However, Chinese politics did not change. Democracy and human rights continued to be curbed. It reached a tipping point in 1989 during the Tiananmen Square massacre and the American sanctions returned.

But unlike the last century, economic warfare isn't unilateral anymore. China now has the power to respond, at least on paper. 

A case in point is Hong Kong. In August last year, the US sanctioned Carrie Lam, the Chief Executive of Hong Kong. Beijing responded with targeted action on 11 Americans. The list included Republican senators namely Marco Rubio, Tom Cotton and Ted Cruz, but these actions were toothless.

Carrie Lam does not have assets in America and the US senators do not have interests in China. So, the sanctions were symbolic with no economic impact and herein lies the problem with sanctioning leaders. Make no mistake, autocrats double up as businessmen. They have major economic interests but they rarely extend overseas for these sanctions to make a dent.

Think back to the Gulf War. Bush's White House sanctioned Saddam Hussein for six months without any effect. In the end, it took a major military offensive. 
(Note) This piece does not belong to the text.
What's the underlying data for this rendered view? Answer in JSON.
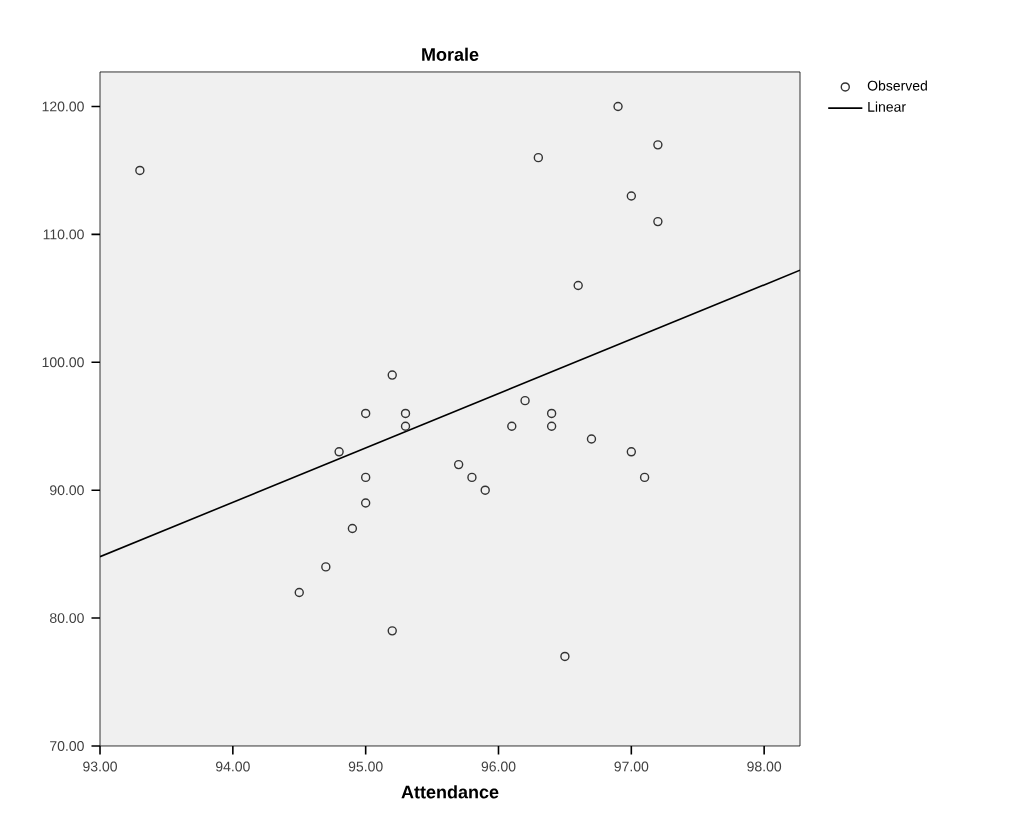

A present-day example is Iran. Donald Trump followed the policy of maximum pressure. Crippling sanctions that throttled the Iranian economy but Tehran continues to expand its nuclear arsenal. Last week, they revealed an entire city of missiles.

The lesson one can learn here is that sanctions have unintended effects. They help galvanise public opinion. For example, American sanctions are rallying calls in Iran and North Korea. They bring the people together against a common enemy.

In this case, the US sanctions only work in a collective. It cannot be a unilateral campaign which is why the latest campaign against China is important.

The US and its European partners have sanctioned China. The walls are closing in from all sides. Beijing will most likely deepen ties with existing allies such as North Korea, Russia, Pakistan and Turkey. 

Sanctions are a pinch, not a purge. There is a limit to what government action can achieve. However, what about private businesses?

It's a globalised world and Companies have interests all over the world. This could be a game changer in economic warfare.

Nearly 217 Chinese companies are listed in American exchanges. For dozens more, the American market is a money churner. To think of the inverse, American companies look to China for raw materials. They operate factories there and ignore the abuses endured by the workers.

The question here is that can Apple be docked for making iPhones in China? Or can Tesla be pulled up for making cars in China? Joe Biden could do it, but the companies will be livid. Years of capitalism has taught American firms to put profits over national interest.

Trump proposed taxes on American firms shifting away from the country. He was criticised for trying to stage manage the economy. However, it's different for Chinese firms. Most of them are owned at least in part by the government.

National interest is paramount, even at the cost of losses. The future of economic warfare will be decided by private companies. They can take away jobs, funding and factories from rival nations, but will they indulge home governments? If they don't, can governments force their hand?